In Thailand, AIDS continues to be a leading cause of death, despite significant successes against the disease. HIV surged in Thailand in the 1980s, exacerbated by the country’s sex industry.
Now, Thailand’s efforts to combat AIDS — including its “100 Percent Condom Use” program and its creation of low-cost antiretroviral drugs — have helped reduce the prevalence of the disease from 140,000 new cases a year to fewer than 20,000.
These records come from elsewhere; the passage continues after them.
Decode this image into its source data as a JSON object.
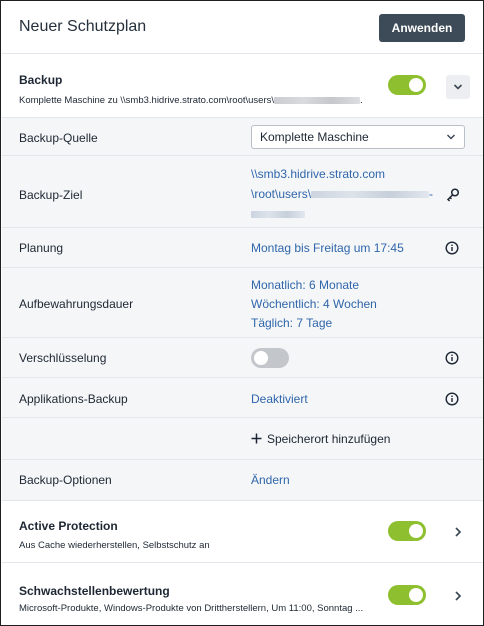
{
  "header": {
    "title": "Neuer Schutzplan",
    "apply_label": "Anwenden"
  },
  "backup": {
    "title": "Backup",
    "subtitle": "Komplette Maschine zu \\\\smb3.hidrive.strato.com\\root\\users\\",
    "subtitle_suffix": ".",
    "enabled": true
  },
  "details": {
    "source": {
      "label": "Backup-Quelle",
      "value": "Komplette Maschine"
    },
    "target": {
      "label": "Backup-Ziel",
      "line1": "\\\\smb3.hidrive.strato.com",
      "line2": "\\root\\users\\",
      "line2_suffix": "-"
    },
    "schedule": {
      "label": "Planung",
      "value": "Montag bis Freitag um 17:45"
    },
    "retention": {
      "label": "Aufbewahrungsdauer",
      "monthly": "Monatlich: 6 Monate",
      "weekly": "Wöchentlich: 4 Wochen",
      "daily": "Täglich: 7 Tage"
    },
    "encryption": {
      "label": "Verschlüsselung",
      "enabled": false
    },
    "app_backup": {
      "label": "Applikations-Backup",
      "value": "Deaktiviert"
    },
    "add_location": {
      "label": "Speicherort hinzufügen"
    },
    "options": {
      "label": "Backup-Optionen",
      "value": "Ändern"
    }
  },
  "active_protection": {
    "title": "Active Protection",
    "subtitle": "Aus Cache wiederherstellen, Selbstschutz an",
    "enabled": true
  },
  "vulnerability": {
    "title": "Schwachstellenbewertung",
    "subtitle": "Microsoft-Produkte, Windows-Produkte von Drittherstellern, Um 11:00, Sonntag ...",
    "enabled": true
  },
  "colors": {
    "accent_toggle": "#8dbf2e",
    "link": "#2f66ab",
    "primary_button": "#3d4a57"
  },
  "icons": {
    "collapse": "chevron-down-icon",
    "expand": "chevron-right-icon",
    "info": "info-icon",
    "credentials": "key-icon",
    "add": "plus-icon"
  }
}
However, because the disease now seems less urgent, infected mothers pass on the disease to their children — 15,000 Thai children are infected with AIDS. Stigma surrounding the disease persists.
Worldfocus correspondent Mark Litke travels to Thailand to assess the country’s progress and remaining challenges. He speaks with Mechai Viravaidya, or “Mr. Condom,” who has led the country’s fight against AIDS.
Blogger “Ciee” writes about the history of AIDS in Thailand, including the role of prostitution in spreading the disease, arguing that the country still has a long way to go.
Blogger “Katie Tibone” argues that the successes of Thailand’s fight against AIDS have allowed the government to slip into complacency, and urges local communities to take action.
The “American in Bangkok” blog visits an AIDS hospice in Lopburi, Thailand, that is working to combat social stigma.